Extrait de La ratification du protocole de Kyoto

Le moins que l’on puisse dire, c’est que j’avais vu juste en parlant d’année exceptionnelle. Difficile d’en être certain, on n’était qu’à mi-parcours, mais il était probable que les records seraient battus. Dès les premiers jours, cela se sentait. Au fil des semaines, la première impression s’était confirmée.

On avait un travail dingue, mais la fatigue était vite oubliée quand tombait la paie. Et ce n’était pas fini. Avec une température atteignant régulièrement les cinquante degrés, aucun risque de chômer dans l’immédiat.

D’habitude, chef oblige, Bill restait calé derrière son volant pendant qu’on ramassait les corps. Cette année, il devait nous aider. Ça le faisait bien râler, mais après tout, s’il voulait qu’on garde les meilleures statistiques, il avait intérêt à se bouger avec nous.

C’est fou la vitesse à laquelle on s’était habitués à notre boulot au tout début. Pas les deux ou trois premiers jours, bien sûr, après tout, c’était quand même des morts qu’on côtoyait, mais le cap avait rapidement été franchi.
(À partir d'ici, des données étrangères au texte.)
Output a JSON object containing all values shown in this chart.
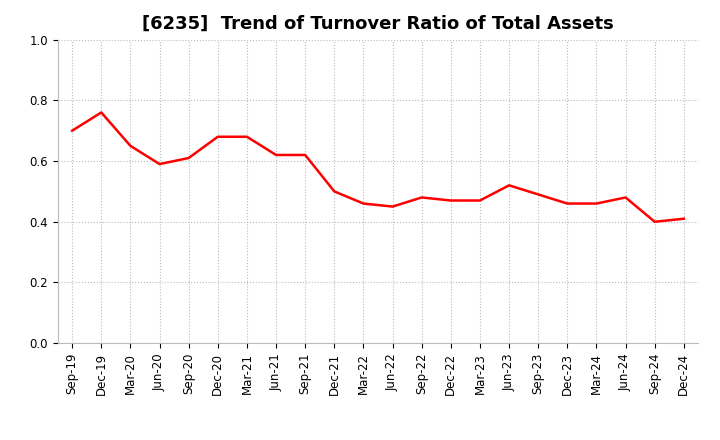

Évidemment, il restait toujours le problème des cadavres en décomposition. Jamais agréable d’avoir un morceau qui se barre lors du transport. Sans compter l’odeur.

Mais ça, c’était quand les rabatteurs ne faisaient pas bien leur boulot. Ces gars-là étaient payés — moins que nous, mais leur travail était quand même plus facile — pour parcourir la ville, visiter les appartements et les maisons et nous appeler quand il fallait prendre une livraison.

Ils avaient suivi notre grève et étaient aussi rétribués à la pièce. D’ailleurs, on les soupçonnait de ne pas être trop regardants et d’arrondir leurs fins de mois en terminant le travail quand les gens qu’ils découvraient n’étaient pas encore tout à fait morts.

De toute façon, les hôpitaux étaient débordés ; à la limite, on pouvait considérer qu’ils abrégeaient des souffrances inutiles. Du moins, c’était comme ça qu’on voyait les choses, d’autant plus qu’on profitait aussi de leurs petits débordements.